Danger crossing options on the table
Reporter: Robbie Gill
Date online: 19 March 2014
Four solutions for safety upgrades at a Shaw pedestrian crossing on which an 11-year-old girl and a pensioner were killed were revealed at a meeting in a packed Crompton Library last night.
Local people sparked a storm of protest when 11-year-old Annalise Holt and her friend were hit by a van on the Milnrow Road, Shaw, crossing in December - a crossing that had already seen the death of pensioner Lynn Steele in January, 2012.
Oldham Council’s preferred option for improvements to the crossing - due to be completed by September, is for signals at the crossroads of Linney Lane, Salt Street, Crompton Way and Milnrow Road, which would include a “puffin” crossing at each crossing point controlling pedestrian and vehicle movement.

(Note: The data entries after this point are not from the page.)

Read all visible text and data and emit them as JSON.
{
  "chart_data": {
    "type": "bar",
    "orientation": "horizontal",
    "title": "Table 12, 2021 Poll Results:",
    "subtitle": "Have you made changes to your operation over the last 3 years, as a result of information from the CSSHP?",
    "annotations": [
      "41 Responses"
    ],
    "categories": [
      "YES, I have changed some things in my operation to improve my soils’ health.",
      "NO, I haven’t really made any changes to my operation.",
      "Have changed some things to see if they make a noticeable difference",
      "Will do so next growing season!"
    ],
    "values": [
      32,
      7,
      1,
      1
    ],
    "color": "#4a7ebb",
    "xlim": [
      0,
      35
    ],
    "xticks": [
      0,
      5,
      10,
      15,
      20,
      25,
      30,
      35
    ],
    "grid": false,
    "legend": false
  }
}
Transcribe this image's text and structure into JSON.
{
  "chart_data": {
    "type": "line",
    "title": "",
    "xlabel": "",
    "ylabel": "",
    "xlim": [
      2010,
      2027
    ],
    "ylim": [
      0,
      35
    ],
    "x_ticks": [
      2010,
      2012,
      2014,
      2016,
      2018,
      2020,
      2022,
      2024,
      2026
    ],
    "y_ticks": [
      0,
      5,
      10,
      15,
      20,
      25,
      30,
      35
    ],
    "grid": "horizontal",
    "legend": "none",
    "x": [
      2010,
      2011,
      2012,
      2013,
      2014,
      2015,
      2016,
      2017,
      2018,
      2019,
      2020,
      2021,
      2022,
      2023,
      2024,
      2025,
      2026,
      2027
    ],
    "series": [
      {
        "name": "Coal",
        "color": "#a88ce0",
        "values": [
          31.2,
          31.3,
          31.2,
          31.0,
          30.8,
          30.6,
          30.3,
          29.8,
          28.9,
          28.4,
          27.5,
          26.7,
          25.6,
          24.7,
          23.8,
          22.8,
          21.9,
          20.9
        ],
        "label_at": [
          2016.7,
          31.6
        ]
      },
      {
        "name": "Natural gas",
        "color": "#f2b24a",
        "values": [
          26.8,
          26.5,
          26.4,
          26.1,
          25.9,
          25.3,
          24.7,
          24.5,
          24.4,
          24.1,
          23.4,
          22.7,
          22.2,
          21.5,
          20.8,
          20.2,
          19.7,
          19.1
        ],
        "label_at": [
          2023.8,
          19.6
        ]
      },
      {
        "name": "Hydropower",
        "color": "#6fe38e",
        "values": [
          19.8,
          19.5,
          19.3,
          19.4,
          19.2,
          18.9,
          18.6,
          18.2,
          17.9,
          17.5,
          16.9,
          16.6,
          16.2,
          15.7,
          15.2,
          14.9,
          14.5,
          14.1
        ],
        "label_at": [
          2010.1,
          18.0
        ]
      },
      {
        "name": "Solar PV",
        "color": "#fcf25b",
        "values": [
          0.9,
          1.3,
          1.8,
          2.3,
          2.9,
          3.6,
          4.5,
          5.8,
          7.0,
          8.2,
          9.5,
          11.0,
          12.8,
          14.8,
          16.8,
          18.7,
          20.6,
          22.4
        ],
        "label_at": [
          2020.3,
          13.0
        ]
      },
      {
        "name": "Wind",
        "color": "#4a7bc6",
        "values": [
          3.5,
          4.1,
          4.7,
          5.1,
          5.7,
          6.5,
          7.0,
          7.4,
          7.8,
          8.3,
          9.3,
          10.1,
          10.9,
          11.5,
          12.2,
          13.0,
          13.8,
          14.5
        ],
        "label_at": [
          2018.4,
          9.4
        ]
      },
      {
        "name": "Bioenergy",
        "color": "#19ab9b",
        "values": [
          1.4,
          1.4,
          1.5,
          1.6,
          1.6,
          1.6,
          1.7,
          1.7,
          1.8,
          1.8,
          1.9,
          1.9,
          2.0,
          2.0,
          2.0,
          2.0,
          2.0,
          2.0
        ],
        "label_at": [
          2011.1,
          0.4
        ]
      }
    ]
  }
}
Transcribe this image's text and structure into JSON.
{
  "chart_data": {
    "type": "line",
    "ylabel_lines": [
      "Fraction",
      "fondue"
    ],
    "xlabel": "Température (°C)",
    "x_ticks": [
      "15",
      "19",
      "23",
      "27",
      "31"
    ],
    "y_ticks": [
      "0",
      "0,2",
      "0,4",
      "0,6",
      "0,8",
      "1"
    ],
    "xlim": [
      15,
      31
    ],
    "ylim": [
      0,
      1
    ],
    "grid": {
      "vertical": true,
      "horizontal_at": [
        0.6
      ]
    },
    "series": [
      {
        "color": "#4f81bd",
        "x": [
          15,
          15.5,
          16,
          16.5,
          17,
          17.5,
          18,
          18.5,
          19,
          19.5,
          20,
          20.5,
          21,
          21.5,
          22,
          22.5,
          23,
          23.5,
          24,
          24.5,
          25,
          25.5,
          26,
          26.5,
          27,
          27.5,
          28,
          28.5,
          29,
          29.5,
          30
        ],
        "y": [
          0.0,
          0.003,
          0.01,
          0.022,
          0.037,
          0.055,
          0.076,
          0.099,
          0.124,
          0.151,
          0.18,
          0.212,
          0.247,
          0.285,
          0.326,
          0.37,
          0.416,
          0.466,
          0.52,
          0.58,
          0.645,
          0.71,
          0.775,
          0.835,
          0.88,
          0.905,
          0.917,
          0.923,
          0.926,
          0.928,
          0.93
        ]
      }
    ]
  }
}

A puffin crossing differs from the more familiar pelican type in that the lights controlling pedestrians are on the near side of the road rather than on the opposite side.
The system also uses sensors to detect pedestrians waiting at the crossing and on the crossing.
This solution was backed by local Councillor Mark Alcock, who saw it as the most sensible way to boost safety standards.
Another option is a radical redesign of the road layout, to see an island created in the middle of the road to calm traffic on both sides by narrowing the carriageway.
This system was backed by Councillor Rod Blyth who felt it was the best way to increase safety while ensuring that businesses in the area don’t suffer.
The third option would implement the first solution but would also include a compact roundabout installed close by.
The final option would simply see a puffin crossing installed at the site of the current zebra, with the road layout unchanged.
Some residents suggested the preferred solution might cause problems for traffic flow, at peak hours causing traffic to back up down the bypass.
The plans will go on display for comment and final plans will be presented at the next Shaw and Crompton Community forum on June 24.